BEMOWO PISKIE, Poland -- The Battle Group Poland conducted a medical shock of the 212th Combat Support Hospital, Oct. 25, 2017. After the forward surgical team's arrival to the Bemowo Piskie Training Area in Poland, a series of training events were hosted.
The purpose of the training was to codify international standard operating procedures related to mass casualty medical evacuations and further the interoperability between the United States and its allied forces supporting NATO's enhanced Forward Presence initiative.
"[This training] puts faces to names as far as who we are supposed to go to for medical evacuations," said Staff Sgt. Anthony Quitugua, 3rd Squadron, 2d Cavalry Regiment, medical platoon sergeant. "As far as the surgical team, it provides us augmented medical assets that can jump at a moment's notice to help support the role one operations."
Training in this capacity is a unique and educational experience for all parties involved. Participants in the training included soldiers from the 3rd Squadron, 2CR, the Polish 15th Mechanized Brigade, the United Kingdom's Light Dragoons and the Romanian Army's Ground Base Air Defense Black Bats. The language barrier amongst participants required medics to establish an innovative communication plan when applying care to simulated patients.
"We have come up with a rudimentary sign language system so that all of the nations can get the supplies expediently that we need," explained Spc. Richard Chaplin, Cobra Battery, 2CR line medic. "If we point to our nose, we need a nasal pharyngeal airway. If we take one finger and point to our chest, we need a needle chest decompression. If we take a full hand and put it over our chest, we need a chest occlusive dressing."

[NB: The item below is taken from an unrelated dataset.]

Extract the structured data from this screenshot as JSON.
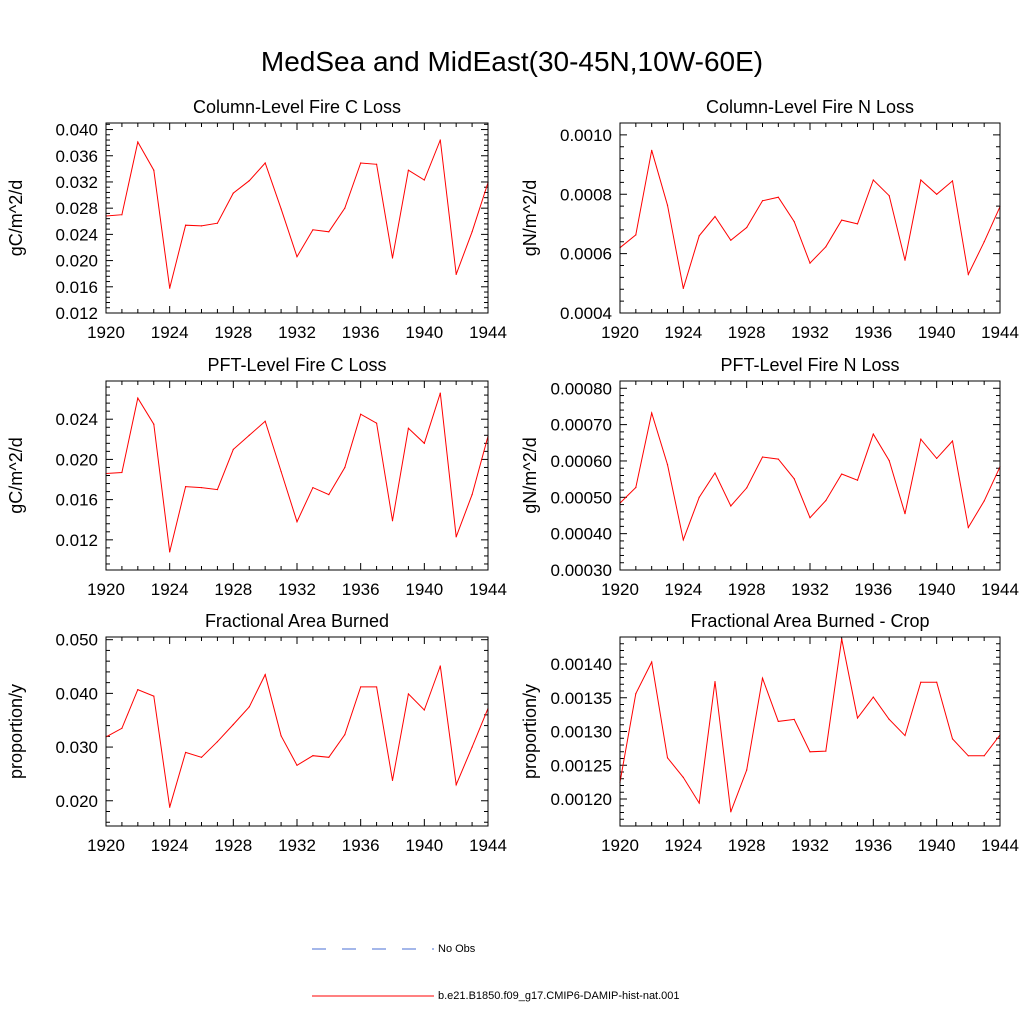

In addition to the language barrier, the medics on hand quickly recognized the triage identification system used by one nation was not identical to that of the others. The U.S. Army medics are trained to identify triage care based on immediate, delayed, minimal or expectant whereas the Polish and Romanian medics identify their patients' level of care using a color coded system. To improve interoperability and provide care more rapidly, all three languages and the color coordination system will be incorporated on signage for future medical operations and training.
Typically, a forward surgical team is made up of 20 personnel. However, for the sake of this training exercise, the surgical element was compromised of only seven medical personnel: one general surgeon, one certified registered nurse anesthesiologist, one intensive care unit nurse, one operating room nurse, one operating room technician, one operations officer and one generator mechanic. In addition, the team was able to travel with only seven medical chests as opposed to the standard 15 and still provide the same capabilities.
"This was a very open operation," said Lt. Col. George Johnson, 212th CSH, CRNA and team chief. "I was given pretty much freedom to do what I needed to do; what I thought was necessary. All of the things that I have done are really non-doctrinal. It is based on experience working with different special operation forces. I have incorporated that into this because it worked very well."
The 212th CSH provides role three surgical care for 126 countries across all of Europe, Africa and the Middle East. Due to a deficit in medical capabilities at the Battle Group Poland, it was recognized that the 3rd Squadron, 2CR could only move patients to the 108th Polish Military Hospital by air and moving soldiers by ground would cause a potentially detrimental delay in care. By establishing an augmented surgical team that can move quickly, 212th CSH can aid the battle group in medical operations in both a fixed environment and mobile field environment.
"We can provide surgical care far forward, we can move on our own, we don't require other support and we can stop bleeding basically so their soldiers can get to the hospital whereas otherwise they would have bled [out]," explained Johnson.
The surgical team successfully built a mission capable operating room at a field site located near the BPTA. A primary and secondary bed were put in place in addition to the operating table. At the field site, the forward surgical team could conduct five major surgeries and five trauma resuscitations prior to a resupply from the battle group's medical office.
"I think the greatest success was demonstrating that we can be a flexible surgical asset," said Johnson.
After completing the designated training, the surgical team assessed different ways their team could improve in the future in order to provide care in a more efficient manner.
"If we come back quarterly it has a couple of effects," said Johnson. "One, it trains new teams to be able to be flexible, think independently and move very quickly to provide surgical care. Two, it shows the 3rd Squadron, 2CR and our NATO allies that we are here to support them. The third thing is it is only going to make us better by practicing."
Continued training with NATO allies allows the teams to form strong bonds and gives one another an accurate assessment as to the prior training and experience level of the medical personnel on hand. When the FST returns to Rhine Ordnance Barracks in Kaiserslautern, Germany, they will compile a list of equipment used and documentation showing how it was organized in order to show future teams how they consolidated their capabilities.